DIX MOIS après la signature de l’avenant 8 qui a encadré les dépassements d’honoraires, la caisse nationale d’assurance-maladie (CNAM) est entrée dans le vif du sujet, en brisant pour des centaines de médecins la torpeur estivale. Tandis que dans les territoires, ses représentants vantent les mérites du contrat d’accès aux soins (le CAS, proposé aux praticiens de secteur II pour réguler leurs dépassements, doit officiellement être lancé le 1er octobre), la caisse vient d’adresser à 554 médecins à honoraires libres des courriers d’avertissement. Les praticiens épinglés pratiquent des dépassements supérieurs à 150 % du tarif Sécu, repère retenu dans l’avenant 8. Selon le décompte réalisé par l’assurance-maladie, ce sont très exactement 105 médecins à exercice particulier (MEP), 101 chirurgiens, 77 généralistes, 69 gynécologues, ou encore 49 ophtalmologues qui ont été mis à l’index. A l’hôpital, 85 praticiens sont visés pour leur activité libérale. Les destinataires de la missive exercent pour une grande part en Île-de-France (264, dont 143 à Paris).
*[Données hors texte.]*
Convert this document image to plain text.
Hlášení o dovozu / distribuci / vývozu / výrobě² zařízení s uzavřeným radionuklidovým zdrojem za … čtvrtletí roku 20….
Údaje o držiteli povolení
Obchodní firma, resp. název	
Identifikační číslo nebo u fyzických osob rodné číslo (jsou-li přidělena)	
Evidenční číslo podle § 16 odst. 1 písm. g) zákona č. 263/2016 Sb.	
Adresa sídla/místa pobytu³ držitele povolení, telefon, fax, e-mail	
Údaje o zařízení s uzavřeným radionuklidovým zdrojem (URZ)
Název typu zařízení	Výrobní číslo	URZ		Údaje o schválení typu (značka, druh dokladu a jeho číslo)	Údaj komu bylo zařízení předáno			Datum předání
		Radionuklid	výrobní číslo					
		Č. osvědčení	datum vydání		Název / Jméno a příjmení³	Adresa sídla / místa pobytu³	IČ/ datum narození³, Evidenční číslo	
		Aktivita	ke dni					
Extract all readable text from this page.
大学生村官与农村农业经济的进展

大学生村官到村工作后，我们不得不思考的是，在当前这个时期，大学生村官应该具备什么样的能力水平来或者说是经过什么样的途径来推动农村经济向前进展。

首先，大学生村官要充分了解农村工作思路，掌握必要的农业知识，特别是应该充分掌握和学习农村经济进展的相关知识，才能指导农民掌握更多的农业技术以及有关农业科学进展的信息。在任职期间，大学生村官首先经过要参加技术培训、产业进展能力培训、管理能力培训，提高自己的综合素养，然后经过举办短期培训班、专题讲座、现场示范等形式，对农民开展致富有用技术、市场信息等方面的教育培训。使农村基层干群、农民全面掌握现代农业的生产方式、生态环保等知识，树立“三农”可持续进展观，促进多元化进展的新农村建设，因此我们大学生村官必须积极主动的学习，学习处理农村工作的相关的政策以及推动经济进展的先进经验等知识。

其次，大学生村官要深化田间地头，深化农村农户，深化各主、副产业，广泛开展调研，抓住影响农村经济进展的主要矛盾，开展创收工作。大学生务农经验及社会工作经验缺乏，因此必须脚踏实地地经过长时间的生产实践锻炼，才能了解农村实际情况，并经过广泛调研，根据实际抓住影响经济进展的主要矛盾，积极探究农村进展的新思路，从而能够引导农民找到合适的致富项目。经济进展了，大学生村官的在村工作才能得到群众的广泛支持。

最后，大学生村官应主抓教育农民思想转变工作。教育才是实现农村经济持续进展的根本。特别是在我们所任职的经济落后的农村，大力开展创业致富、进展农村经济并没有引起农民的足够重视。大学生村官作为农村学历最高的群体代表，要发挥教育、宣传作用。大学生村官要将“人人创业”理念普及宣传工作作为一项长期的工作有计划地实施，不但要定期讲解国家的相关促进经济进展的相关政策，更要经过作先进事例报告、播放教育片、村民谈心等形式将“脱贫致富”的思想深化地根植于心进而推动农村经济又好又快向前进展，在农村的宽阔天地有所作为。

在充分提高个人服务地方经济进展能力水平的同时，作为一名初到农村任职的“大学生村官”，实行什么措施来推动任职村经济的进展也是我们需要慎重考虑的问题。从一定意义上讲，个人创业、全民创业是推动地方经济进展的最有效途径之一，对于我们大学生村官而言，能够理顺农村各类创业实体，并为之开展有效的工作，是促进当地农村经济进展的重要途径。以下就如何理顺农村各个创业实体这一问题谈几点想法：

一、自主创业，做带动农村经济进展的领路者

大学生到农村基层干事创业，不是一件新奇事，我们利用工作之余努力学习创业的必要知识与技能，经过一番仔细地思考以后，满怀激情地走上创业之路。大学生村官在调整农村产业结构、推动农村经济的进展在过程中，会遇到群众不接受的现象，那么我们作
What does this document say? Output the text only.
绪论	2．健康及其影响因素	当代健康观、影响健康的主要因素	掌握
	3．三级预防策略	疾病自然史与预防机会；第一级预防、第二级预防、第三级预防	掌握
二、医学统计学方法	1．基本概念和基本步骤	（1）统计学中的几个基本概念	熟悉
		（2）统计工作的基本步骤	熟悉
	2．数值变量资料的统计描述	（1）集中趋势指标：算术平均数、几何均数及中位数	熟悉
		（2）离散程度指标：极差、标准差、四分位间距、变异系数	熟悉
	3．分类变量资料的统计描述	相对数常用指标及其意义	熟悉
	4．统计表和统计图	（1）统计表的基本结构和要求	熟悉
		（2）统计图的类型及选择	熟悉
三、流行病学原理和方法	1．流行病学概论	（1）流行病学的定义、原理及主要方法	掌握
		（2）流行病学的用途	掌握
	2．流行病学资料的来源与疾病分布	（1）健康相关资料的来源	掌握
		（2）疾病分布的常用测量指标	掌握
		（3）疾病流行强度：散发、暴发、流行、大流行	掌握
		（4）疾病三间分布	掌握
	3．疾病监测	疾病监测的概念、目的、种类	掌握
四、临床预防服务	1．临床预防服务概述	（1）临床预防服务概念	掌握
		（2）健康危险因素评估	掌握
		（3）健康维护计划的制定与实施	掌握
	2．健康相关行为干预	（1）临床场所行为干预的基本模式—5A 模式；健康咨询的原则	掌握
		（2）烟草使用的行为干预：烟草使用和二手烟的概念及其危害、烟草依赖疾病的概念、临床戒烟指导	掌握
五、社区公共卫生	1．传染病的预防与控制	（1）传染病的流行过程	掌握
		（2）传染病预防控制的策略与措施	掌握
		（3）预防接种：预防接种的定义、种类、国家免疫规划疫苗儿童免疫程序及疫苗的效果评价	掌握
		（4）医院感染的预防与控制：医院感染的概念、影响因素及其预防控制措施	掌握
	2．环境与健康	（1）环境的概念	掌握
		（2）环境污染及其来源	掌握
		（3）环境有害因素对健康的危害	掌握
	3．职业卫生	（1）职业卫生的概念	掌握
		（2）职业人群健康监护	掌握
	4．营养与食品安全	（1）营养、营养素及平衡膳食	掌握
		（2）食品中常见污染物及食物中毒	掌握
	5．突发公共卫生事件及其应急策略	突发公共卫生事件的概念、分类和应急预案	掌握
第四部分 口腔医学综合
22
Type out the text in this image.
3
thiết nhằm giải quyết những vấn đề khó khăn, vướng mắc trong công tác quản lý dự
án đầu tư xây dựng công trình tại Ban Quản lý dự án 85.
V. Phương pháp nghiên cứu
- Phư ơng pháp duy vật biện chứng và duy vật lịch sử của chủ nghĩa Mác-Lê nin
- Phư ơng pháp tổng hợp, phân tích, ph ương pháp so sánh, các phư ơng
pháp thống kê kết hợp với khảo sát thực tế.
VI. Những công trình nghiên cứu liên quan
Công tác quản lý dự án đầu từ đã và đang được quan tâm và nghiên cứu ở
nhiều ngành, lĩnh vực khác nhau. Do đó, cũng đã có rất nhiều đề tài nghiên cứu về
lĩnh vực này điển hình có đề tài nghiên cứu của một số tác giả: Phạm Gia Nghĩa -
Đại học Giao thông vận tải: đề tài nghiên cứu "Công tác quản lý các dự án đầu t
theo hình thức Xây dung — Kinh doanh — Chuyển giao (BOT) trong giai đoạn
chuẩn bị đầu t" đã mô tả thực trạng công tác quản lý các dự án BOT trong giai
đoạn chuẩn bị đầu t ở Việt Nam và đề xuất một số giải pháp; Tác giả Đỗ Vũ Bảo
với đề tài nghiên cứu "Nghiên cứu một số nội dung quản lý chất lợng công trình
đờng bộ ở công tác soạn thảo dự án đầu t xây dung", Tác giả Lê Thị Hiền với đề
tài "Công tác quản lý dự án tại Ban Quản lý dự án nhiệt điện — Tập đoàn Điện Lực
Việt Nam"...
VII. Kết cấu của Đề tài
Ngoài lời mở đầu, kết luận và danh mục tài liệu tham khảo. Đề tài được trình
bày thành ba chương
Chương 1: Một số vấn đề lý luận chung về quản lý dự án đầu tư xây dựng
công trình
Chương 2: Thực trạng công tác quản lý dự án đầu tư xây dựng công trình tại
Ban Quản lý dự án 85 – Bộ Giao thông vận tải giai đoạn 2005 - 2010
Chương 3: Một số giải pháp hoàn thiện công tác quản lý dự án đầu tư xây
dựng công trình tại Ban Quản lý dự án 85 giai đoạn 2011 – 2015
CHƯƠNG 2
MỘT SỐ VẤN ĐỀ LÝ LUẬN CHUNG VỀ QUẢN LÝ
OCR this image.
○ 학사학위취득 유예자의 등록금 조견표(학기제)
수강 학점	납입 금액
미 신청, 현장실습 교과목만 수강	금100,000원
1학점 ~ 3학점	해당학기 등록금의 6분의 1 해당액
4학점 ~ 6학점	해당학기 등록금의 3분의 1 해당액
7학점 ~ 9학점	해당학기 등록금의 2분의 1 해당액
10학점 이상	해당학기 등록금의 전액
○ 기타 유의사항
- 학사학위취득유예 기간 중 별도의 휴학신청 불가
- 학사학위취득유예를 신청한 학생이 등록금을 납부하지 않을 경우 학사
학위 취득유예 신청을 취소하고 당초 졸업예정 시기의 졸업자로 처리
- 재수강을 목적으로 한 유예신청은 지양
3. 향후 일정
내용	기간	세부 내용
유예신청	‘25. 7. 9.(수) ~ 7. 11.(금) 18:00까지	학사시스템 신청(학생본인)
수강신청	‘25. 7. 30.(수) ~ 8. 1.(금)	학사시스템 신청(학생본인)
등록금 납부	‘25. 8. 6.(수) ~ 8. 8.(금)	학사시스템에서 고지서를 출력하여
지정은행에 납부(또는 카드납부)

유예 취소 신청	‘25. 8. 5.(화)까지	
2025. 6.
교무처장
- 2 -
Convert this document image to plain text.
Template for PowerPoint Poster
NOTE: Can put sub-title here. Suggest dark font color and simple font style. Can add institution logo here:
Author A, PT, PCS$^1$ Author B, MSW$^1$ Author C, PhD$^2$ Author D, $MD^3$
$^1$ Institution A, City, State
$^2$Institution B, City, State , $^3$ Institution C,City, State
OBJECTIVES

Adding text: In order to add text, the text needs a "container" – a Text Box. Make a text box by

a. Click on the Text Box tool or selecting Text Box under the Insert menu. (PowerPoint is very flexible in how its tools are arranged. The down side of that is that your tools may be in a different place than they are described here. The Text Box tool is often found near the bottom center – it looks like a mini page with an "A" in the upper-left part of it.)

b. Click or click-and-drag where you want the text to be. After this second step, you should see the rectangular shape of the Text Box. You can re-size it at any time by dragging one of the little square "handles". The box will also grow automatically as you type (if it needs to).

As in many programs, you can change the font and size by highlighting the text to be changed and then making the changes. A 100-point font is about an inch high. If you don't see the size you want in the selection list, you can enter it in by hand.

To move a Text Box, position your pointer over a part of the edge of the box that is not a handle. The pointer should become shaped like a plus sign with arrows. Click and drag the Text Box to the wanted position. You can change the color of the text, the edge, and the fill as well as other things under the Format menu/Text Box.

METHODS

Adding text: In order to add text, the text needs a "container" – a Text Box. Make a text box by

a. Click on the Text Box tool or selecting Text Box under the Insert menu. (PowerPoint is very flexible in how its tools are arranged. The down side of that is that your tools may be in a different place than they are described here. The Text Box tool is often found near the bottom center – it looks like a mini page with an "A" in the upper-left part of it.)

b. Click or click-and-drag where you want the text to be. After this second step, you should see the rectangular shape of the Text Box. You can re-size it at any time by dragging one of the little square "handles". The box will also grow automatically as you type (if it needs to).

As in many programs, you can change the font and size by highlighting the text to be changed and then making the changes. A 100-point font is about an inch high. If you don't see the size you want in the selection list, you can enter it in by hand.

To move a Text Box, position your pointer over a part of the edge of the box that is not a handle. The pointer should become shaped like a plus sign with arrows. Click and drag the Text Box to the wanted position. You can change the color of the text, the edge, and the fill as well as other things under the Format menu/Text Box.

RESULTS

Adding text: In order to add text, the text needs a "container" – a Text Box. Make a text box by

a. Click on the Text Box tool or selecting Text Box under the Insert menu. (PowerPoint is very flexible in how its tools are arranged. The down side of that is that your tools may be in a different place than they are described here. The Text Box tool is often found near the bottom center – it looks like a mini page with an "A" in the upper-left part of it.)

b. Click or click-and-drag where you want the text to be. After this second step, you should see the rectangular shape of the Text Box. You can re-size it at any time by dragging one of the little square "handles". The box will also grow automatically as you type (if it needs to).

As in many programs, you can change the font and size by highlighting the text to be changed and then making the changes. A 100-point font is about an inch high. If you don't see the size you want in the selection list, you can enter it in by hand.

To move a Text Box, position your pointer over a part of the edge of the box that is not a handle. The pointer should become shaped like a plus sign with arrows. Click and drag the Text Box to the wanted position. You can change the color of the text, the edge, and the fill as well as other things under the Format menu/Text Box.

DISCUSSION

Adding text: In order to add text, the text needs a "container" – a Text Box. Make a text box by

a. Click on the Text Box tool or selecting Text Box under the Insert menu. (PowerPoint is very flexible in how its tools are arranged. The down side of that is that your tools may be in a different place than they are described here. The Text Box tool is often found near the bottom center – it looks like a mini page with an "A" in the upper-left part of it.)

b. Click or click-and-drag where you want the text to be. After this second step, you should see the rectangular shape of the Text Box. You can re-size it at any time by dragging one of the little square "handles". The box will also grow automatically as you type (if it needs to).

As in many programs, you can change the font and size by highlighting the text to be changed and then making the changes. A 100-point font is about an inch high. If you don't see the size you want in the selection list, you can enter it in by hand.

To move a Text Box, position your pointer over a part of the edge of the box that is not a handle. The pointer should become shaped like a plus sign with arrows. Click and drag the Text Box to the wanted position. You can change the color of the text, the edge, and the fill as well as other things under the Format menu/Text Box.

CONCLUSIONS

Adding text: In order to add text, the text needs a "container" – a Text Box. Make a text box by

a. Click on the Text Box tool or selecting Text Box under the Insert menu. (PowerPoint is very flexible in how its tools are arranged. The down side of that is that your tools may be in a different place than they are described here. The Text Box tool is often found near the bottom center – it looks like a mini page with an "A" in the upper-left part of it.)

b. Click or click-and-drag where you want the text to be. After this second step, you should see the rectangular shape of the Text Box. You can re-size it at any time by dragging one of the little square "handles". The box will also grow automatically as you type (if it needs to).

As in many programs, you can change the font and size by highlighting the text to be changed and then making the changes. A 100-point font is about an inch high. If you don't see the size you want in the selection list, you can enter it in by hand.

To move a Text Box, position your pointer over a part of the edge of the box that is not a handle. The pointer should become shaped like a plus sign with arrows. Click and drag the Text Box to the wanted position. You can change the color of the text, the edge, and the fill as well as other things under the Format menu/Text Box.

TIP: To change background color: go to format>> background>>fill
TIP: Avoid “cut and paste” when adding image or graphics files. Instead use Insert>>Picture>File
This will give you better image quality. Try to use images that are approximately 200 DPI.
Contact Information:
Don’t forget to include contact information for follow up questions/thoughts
Dans ce courrier, le praticien apprend qu’une analyse de ses « pratiques tarifaires potentiellement excessives » a été effectuée « sur la période du 11 mars au 30 avril 2013 », puis comparée avec « la tendance observée sur l’année 2012 ». Le médecin a deux mois pour revoir ses tarifs à la baisse. Si aucune évolution n’est constatée, son dossier sera renvoyé devant une commission paritaire régionale entre octobre et décembre. Les contrevenants s’exposeront à des sanctions allant de la suspension de la prise en charge des avantages sociaux à la mise hors convention mais les médecins disposeront de plusieurs recours durant la procédure.
Intimidation.
Même connue (car inscrite dans l’avenant 8), cette opération d’envergure agace autant les médecins qu’elle ne les effraie. Plusieurs chirurgiens libéraux mis en cause, contactés par le Quotidien, ont refusé de témoigner. Le syndicat le BLOC, estime que la CNAM « met en place un climat d’intimidation plutôt qu’un vrai système de régulation des dépassements ». « La caisse allume des contre-feux pour détourner les médias et les patients du vrai problème : la revalorisation des tarifs », peste le Dr Xavier Gouyou-Beauchamp, secrétaire général du BLOC.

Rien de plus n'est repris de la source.